Dos extraños y contradictorios mensajes de fin de año nos llamaron la atención en vísperas de las fiestas navideñas. El primero procede del Kremlin; el segundo, de la capital de Alemania.
Huelga decir que para la mayoría de los europeos, los protagonistas del 2014 fueron dos amables contrincantes: Vladímir Putin y Angela Merkel. Dos estadistas que encarnan, quieran o no, la nueva guerra fría. La guerra hibrida, para los expertos en polemiología, muy propensos a inventar neologismos adaptados a conflictos de toda índole. Para los polemiólogos, la anexión de Crimea y el conflicto interno de Ucrania forman parte de las llamadas guerras hibridas. Nada que ver, claro está, con la guerra de Vietnam, el conflicto israelo-árabe o la invasión de Irak por la alianza militar liderada por Washington. Las guerras hibridas molestan, pero… no inquietan. Al menos, de momento.

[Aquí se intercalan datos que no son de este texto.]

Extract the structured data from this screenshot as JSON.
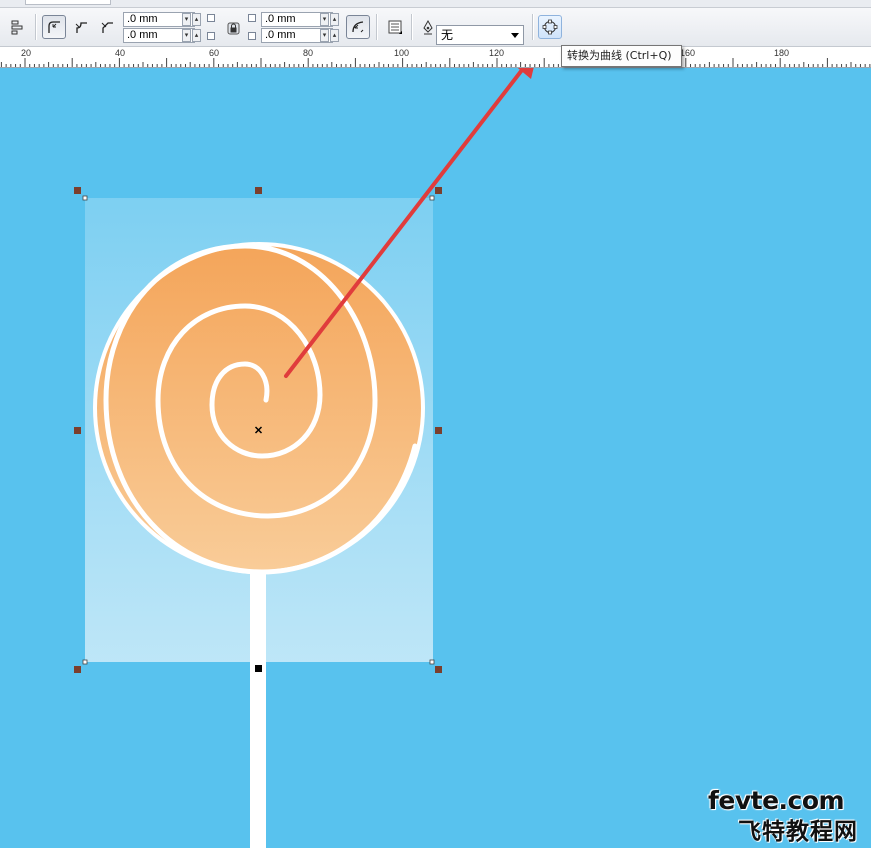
{
  "toolbar": {
    "field_1": ".0 mm",
    "field_2": ".0 mm",
    "field_3": ".0 mm",
    "field_4": ".0 mm",
    "outline_style_value": "无"
  },
  "tooltip": {
    "text": "转换为曲线 (Ctrl+Q)"
  },
  "ruler": {
    "labels": [
      "20",
      "40",
      "60",
      "80",
      "100",
      "120",
      "160",
      "180"
    ]
  },
  "watermark": {
    "line1": "fevte.com",
    "line2": "飞特教程网"
  },
  "colors": {
    "canvas_bg": "#58c2ee",
    "candy_top": "#f4a75c",
    "candy_bottom": "#f8c994",
    "arrow": "#e03c3c",
    "handle": "#7b3f2d"
  }
}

Pero volvamos al tema que nos ocupa: el intercambio de mensajes entre Oriente y Occidente. Quien abrió las hostilidades (verbales) fue Vladímir Putin en su discurso pronunciado ante las Cámaras del Parlamento ruso. Su análisis sorprendió a los observadores extranjeros. En Presidente habló del papel de Rusia en el mundo, haciendo hincapié en el poderío militar de su país que sigue siendo la primera potencia nuclear del planeta. Es inútil hablar con Rusia desde posiciones de fuerza, señaló Putin, recordando a los “interesados” el final de la aventura bélica de Adolf Hitler. El mensaje iba dirigido, sin duda alguna, a los enemigos de antaño de Rusia, que tratan de levantar un nuevo telón de acero. ¿Los destinatarios de esa advertencia? Washington, Berlín y Bruselas. Aunque el Presidente ruso se apresura en añadir que a Moscú lo le interesa el deterioro de las relaciones con Occidente, no duda en tachar el escudo antimisiles desplegado por la OTAN en las regiones fronterizas con la antigua URSS de amenaza para toda la humanidad.
Al evaluar el impacto de las sanciones impuestas por Occidente a raíz de la crisis de Crimea y de la situación bélica que reina en Ucrania, el número uno del Kremlin afirma rotundamente que la coyuntura actual representa un estímulo para el desarrollo nacional de Rusia. Reconociendo el importante perjuicio a la economía de su país tanto a nivel de las relaciones comerciales con los socios europeos como para la estabilidad del rublo, Putin insiste sobre la necesidad de apostar por tecnología nacional, conservando a la vez la calidad de los productos nacionales, así como la relación calidad precio.
También recuerda las presiones ejercidas recientemente por Bruselas sobre algunos países balcánicos (Rumanía, Bulgaria) con miras a obstaculizar la construcción del gasoducto South Stream, variante alternativa de la actual conexión energética que atraviesa el territorio de Ucrania. Tras la renuncia de Bulgaria de autorizar las obras previstas por los acuerdos bilaterales, Moscú dirigió sus miradas hacia… Ankara. En efecto, Turquía se convertirá en el suministrador de gas natural ruso en la región Mediterránea. La reciente firma del acuerdo de cooperación energética entre Moscú y Ankara provocó la ira de Washington y de sus aliados europeos. Mas no será este el primer ni el único motivo de enfado. En este contexto, conviene señalar que algunos kremlinólogos occidentales (¡cielos! ¿Esa “secta” aún no ha desaparecido?) estiman que la política llevada a cabo por Occidente frente a Moscú es a la vez contraproducente y nociva. Nuestros políticos no comprenden a Rusia, afirman los estudiosos anglosajones. Decididamente, no.
Los políticos comprenden lo que quieren y, en la mayoría de los casos, sólo lo que les interesa. Hacer caso omiso de la argumentación del enemigo de antaño forma parte de la estrategia de este partido de ajedrez. Hace años, la propaganda oficial rusa advirtió sobre el peligro del revanchismo centroeuropeo. Se trataba, obviamente, de una alusión poco velada a… Alemania, la primera potencia industrial del Viejo Continente. Los rusos no olvidan los horrores de la Segunda Guerra Mundial.